If this is obtained by numerical integration, you don't need all 3 decimals to agree. When uncertain, use OPTSEED to run contending solutions and see how different the parameter estimates are - often they are essentially the same in these situations.
John Woo posted on Wednesday, September 16, 2015 - 11:49 am
Hi Dr. Muthen, I am seeing a rather strange case of log likelihood replication. No matter whether start=100 or start=1000, I see this: -706.710 846194 93 -708.841 311214 64 -708.841 915107 54 -708.841 354559 73 -708.841 650371 14 -708.841 392418 28 -708.841 804561 59 -708.841 902278 21 -708.841 565819 65 -708.842 207896 25
I am running GMM, and the results associated with the second best LL (-708.841, which is replicated) is very reasonable. But the result associated with the best but non replicated LL (-706.841) has negative residual variances for my growth factors and is problematic. What should I make of this? Why is there always that gap between the best and the second-best no matter the number of random starts? Is there a case where using the second best but replicated LL is acceptable? Thank you in advance.

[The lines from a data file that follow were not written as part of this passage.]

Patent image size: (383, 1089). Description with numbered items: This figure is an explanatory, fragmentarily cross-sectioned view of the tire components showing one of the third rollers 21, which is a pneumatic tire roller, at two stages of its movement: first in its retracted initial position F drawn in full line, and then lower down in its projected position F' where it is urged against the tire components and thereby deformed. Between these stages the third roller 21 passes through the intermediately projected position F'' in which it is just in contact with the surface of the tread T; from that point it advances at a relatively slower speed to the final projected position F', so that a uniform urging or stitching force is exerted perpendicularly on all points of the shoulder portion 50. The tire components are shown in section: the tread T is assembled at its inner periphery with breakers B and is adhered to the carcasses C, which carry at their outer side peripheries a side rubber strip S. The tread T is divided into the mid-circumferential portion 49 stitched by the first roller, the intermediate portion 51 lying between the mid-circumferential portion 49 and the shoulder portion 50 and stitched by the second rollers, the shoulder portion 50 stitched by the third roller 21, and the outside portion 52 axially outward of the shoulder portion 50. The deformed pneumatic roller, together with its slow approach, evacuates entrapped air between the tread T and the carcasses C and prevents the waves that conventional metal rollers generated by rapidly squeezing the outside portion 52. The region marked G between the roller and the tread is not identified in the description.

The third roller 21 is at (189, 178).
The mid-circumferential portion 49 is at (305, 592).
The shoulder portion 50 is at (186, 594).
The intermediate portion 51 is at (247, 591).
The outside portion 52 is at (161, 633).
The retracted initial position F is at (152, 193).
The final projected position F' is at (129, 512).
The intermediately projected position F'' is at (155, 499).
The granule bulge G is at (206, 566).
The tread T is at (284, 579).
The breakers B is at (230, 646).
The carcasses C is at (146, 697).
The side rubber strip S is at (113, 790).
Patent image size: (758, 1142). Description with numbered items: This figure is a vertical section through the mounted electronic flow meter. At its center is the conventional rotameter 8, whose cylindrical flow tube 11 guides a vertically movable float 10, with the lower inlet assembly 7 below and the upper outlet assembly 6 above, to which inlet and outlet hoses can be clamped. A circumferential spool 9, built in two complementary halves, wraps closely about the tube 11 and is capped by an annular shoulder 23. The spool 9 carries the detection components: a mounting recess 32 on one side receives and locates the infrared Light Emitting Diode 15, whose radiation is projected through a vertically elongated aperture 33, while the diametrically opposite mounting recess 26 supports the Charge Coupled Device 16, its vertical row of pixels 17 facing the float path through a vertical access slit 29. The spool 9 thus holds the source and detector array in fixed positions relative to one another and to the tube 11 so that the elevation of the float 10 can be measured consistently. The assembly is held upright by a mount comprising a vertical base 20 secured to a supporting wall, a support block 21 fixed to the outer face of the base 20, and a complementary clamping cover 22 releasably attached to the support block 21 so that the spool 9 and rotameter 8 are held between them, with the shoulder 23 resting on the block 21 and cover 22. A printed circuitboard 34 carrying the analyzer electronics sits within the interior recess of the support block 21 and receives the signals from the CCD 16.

I have been running a LCGM on a dataset of N = 1612. So far, the best loglikehood replicated for classes 2 to 4. But for the 5th cIass solution, the best loglikelihood did not replicate even after several increase of the starting values. The latest was 1500 380, still I get same warning that the solution may not be trustworthy. Does it mean that the 4-class solution is sufficient and that the data do not support an extra class?
Thank you for your response. You talk about tolerance in your post. How is defined tolerance in Mplus ? And it is possible to change this tolerance to improve replication of logLL ? Thank you in advance.